Thanks for sharing the info.  I'm in the process of upgrading to pymongo 1.9 right now, so pulp will be on it fairly soon.

I'm not sure if dropping the packages field would have been sufficient.  
Here are my biggest concerns:

1) We rely on a full fetch of the object prior to an update
2) The big performance hit I saw was related to the AutoReference manipulation and not the actual fetching of raw data. 
3) The actual usage of "packages" inside of API calls generally only required the package_id, the actual package contents weren't used.

#1 
If you look at the flow of synchronizing a repository you will see we change the repository object in several places and call repo update frequently.  Our current usage of mongo does not do partial document updates, hence we need the full document available prior to an update.  Jeff raised the issue yesterday we need to improve how we update documents in mongo, agreement was reached this area needs to be addressed. 

#2
Background:  We were storing an AutoReference to each package under the repository document "packages" field.  AutoReference is a driver level abstraction, as in it's a pymongo concept and not natively known by mongo. 

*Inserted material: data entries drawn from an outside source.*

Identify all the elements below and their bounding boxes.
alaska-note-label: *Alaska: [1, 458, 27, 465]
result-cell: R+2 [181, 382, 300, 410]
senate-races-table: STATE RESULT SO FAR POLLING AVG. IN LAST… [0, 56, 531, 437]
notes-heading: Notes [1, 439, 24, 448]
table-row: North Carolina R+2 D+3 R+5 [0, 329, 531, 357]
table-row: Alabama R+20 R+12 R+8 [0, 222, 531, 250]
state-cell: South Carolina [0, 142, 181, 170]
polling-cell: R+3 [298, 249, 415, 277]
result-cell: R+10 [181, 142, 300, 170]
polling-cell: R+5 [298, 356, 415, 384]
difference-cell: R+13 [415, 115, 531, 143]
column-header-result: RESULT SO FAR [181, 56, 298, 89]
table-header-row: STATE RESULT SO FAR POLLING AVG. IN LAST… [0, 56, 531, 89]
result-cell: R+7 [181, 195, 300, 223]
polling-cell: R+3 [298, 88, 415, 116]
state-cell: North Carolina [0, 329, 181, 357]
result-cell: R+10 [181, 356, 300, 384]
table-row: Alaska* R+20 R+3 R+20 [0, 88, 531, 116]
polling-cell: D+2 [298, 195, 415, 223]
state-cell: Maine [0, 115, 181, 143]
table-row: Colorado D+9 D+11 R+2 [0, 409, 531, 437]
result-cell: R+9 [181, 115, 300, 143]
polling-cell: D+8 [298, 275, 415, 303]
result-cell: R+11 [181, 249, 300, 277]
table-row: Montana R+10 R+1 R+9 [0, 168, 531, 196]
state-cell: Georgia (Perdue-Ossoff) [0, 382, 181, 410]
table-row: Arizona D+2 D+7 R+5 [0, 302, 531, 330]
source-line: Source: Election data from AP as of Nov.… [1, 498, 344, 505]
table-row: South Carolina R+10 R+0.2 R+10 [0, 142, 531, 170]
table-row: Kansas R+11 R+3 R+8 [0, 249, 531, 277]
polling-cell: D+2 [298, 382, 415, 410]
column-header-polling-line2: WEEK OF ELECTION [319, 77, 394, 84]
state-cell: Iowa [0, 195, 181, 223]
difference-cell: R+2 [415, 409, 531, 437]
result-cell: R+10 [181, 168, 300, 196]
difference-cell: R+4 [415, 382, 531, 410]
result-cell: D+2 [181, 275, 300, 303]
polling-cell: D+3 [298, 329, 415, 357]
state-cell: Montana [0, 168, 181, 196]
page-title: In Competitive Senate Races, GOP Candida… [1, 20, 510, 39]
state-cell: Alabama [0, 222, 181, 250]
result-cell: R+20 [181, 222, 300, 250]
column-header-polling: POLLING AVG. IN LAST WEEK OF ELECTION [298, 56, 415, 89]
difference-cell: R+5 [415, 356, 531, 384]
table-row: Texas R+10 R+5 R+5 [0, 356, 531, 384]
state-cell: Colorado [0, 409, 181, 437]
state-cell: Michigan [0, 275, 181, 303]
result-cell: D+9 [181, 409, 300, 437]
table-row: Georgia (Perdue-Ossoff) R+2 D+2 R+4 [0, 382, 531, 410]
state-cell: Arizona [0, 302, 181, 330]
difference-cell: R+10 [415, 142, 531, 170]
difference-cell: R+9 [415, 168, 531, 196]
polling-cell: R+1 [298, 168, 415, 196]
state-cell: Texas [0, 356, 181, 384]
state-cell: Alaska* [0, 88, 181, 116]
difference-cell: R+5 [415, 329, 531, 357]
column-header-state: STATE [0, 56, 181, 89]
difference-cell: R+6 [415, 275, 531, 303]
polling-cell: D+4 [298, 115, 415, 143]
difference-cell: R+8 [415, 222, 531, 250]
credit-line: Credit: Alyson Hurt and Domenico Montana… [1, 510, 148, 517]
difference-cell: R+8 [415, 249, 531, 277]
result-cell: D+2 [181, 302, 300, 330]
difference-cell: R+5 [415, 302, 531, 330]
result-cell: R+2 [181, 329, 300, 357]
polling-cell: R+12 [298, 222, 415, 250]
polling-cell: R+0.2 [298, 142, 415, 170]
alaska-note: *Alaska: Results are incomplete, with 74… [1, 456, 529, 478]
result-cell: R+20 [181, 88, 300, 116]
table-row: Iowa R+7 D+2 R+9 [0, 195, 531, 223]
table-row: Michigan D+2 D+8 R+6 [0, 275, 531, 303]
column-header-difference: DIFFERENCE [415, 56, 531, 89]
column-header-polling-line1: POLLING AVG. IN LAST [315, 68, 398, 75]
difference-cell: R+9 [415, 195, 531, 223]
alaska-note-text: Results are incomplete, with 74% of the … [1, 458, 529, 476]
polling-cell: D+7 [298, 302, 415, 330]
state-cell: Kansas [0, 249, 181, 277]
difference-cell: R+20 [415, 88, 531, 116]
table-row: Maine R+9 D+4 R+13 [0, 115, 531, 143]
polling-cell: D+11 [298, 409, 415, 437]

The AutoReference manipulator doesn't seem to do a batch fetch of IDs.  I believe this is the main issue for the performance numbers we are seeing.  For a fedora repo with 20k packages it was taking roughly 90 seconds to fetch a repo and the packages, yet if you fetch the ids then flesh out all of those ids it takes just a few seconds to return the same data.  

The AutoReference usage would be very useful if we were fetching package data under the repository document and modifying it, but that's not how we have been using the data.  When we make changes to a package we do so through the package api.  I felt we were paying a large performance price for a feature we weren't using.  

#3
When looking at the code inside of pulp I saw most of the usages of the repo["packages"] data was examining ids and wasn't concerned with the actual content.  Granted there are some places where content is desired, but it wasn't the popular case.  Very often we fetched the whole content and would iterate over it, ignoring everything but the id. 

Last thought on my mind was that with the current implementation of ids under repo["packages"] instead of AutoReference's I've been able to push more of the queries down to mongo and I do less in the python level. I like that.

-John